深川麻衣は本当に「いい人」だったのか?

本日(6月21日)放送の『モストバリュアブル芸能人』(日本テレビ)で、女優で元乃木坂の深川麻衣が紹介されるという。
サポーター(紹介者)は土田晃之、証言者として川後陽菜という形で、深川に「聖母」の名をつけた川後とのメディア上での再会は、オールドファンにとっては嬉しい限りだ。

さて、そこで、深川麻衣の人柄やエピソードなどは、おそらく番組で紹介されるだろうから割愛するが、ここで改めて、深川麻衣は「いい人だったのか?」ということを話していきたい。

「いい人」って何だろう?
他人に親切であるとか、人が厭う仕事や作業を積極的にする人であるとか、まあ、定義はあるだろうが、私自身が深川麻衣をみてきた限り、少なくとも彼女は、とても謙虚で人当たりはいいが、「お人よし」ではないと思っている。

もちろん、乃木坂内では年上(しかも岩瀬さん卒業後は最年長)であり、後輩の面倒見もいいし、いろいろな人から頼られ、相談され、そこに真摯に向き合う姿勢は素晴らしい。
だが、その一方で、専門学校を卒業し、就職時期になっても、芸能人(彼女は女優志望だった)になる夢を捨てきれず、単身上京してアルバイトはカットモデルなどの仕事をしながらオーディションに応募し続けていたことを考えると、かなりの意志の強さ、頑固さがあったことがうかがえる。

また、番組の宣伝で一部切り取られていた「センターのオファーを断っていた」というのも、謙虚さの証明というよりも、「私が勝負したいのは歌ではない」という意識があったように思われる(事実彼女は歌がそれほど得意ではない(下手でもないけど)。
自分が得意でもない歌で目立つより、歌の上手い、あるいは歌で勝負したいほかのメンバーに譲ったほうがグループのためにもなるし、自分の将来にとってもプラスになると考えていたような気がするのである。

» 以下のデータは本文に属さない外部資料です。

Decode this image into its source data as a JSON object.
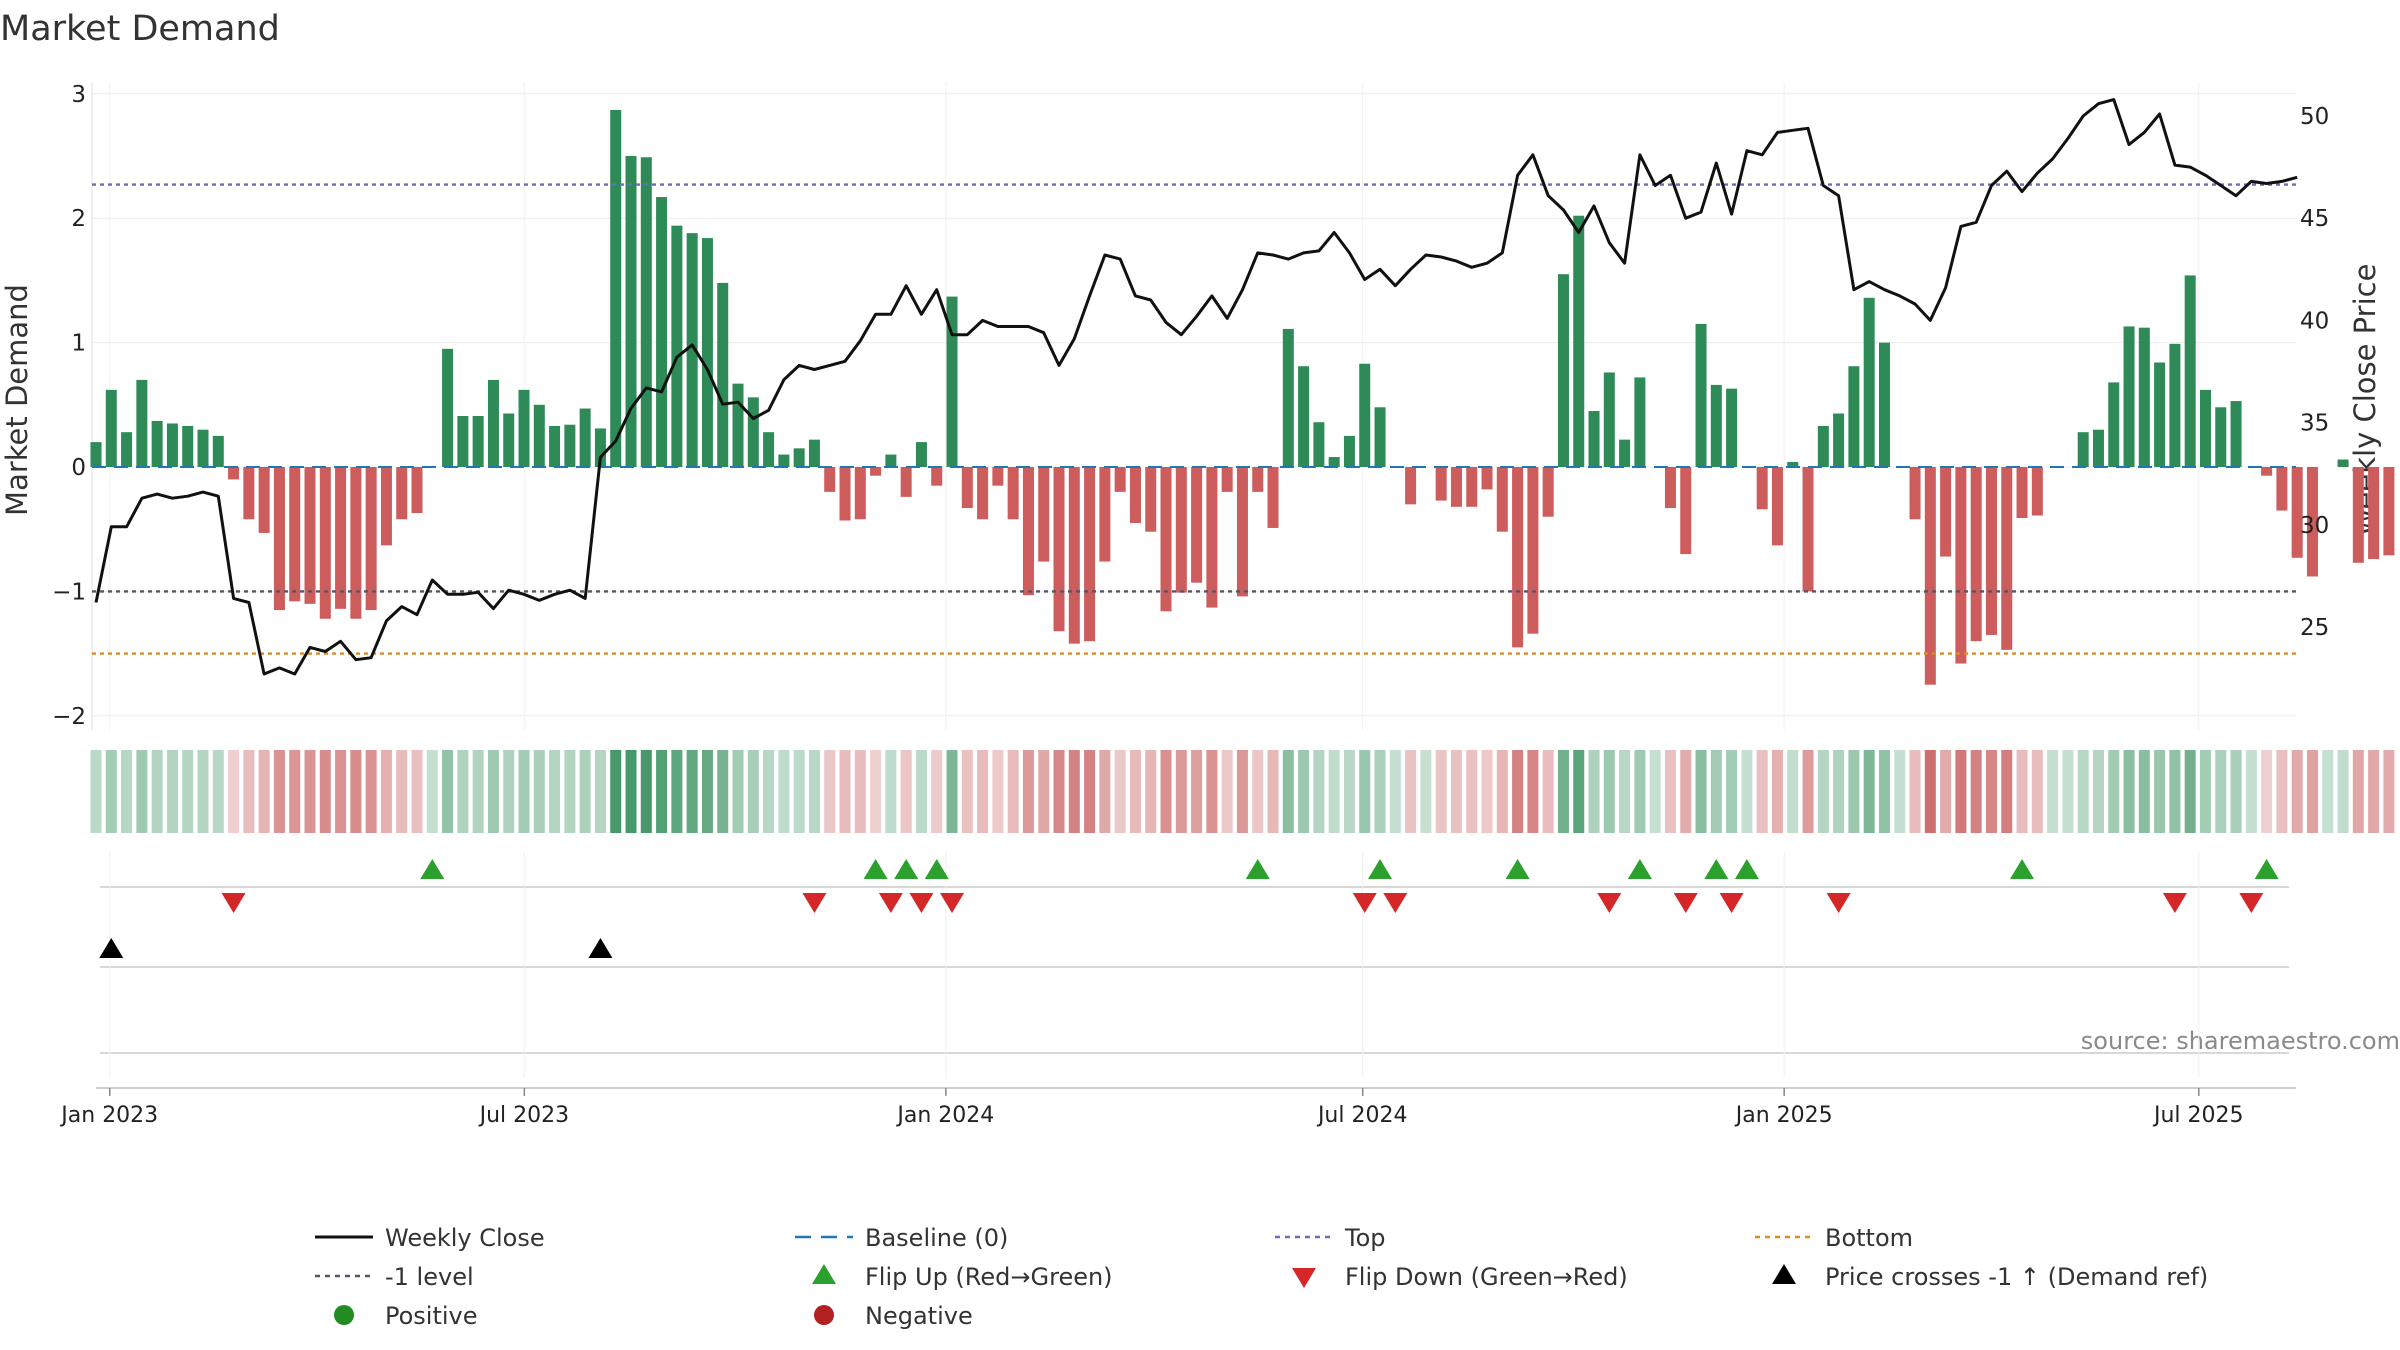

「やさしさ」ってのは、便利なもので、ときとして自分自身のハードルを下げることになる。
何か失敗しても「あの人は優しいから」とか「いつもお世話になっているから」と周囲の協力を得られやすいし、フォローもされやすい。
だが、深川麻衣という人は、そういう期待(悪く言えば打算)などなく、おそらく当たり前のこととしてふるまっているだけで、むしろ「聖母」「いい人」といわれて当惑していたことのほうが多かった気がする。

If I wasn't hard, I wouldn't be alive. If I couldn't ever be gentle, I wouldn't deserve to be alive.
「優しいだけでは生きていけない。だが、優しくなければ生きている資格はない」というのは、レイモンド・チャンドラーの小説の一節だが、深川麻衣さんは、まさにそういう生き方ができる、稀有な存在であり、またそのことが最大の魅力なのだと思う。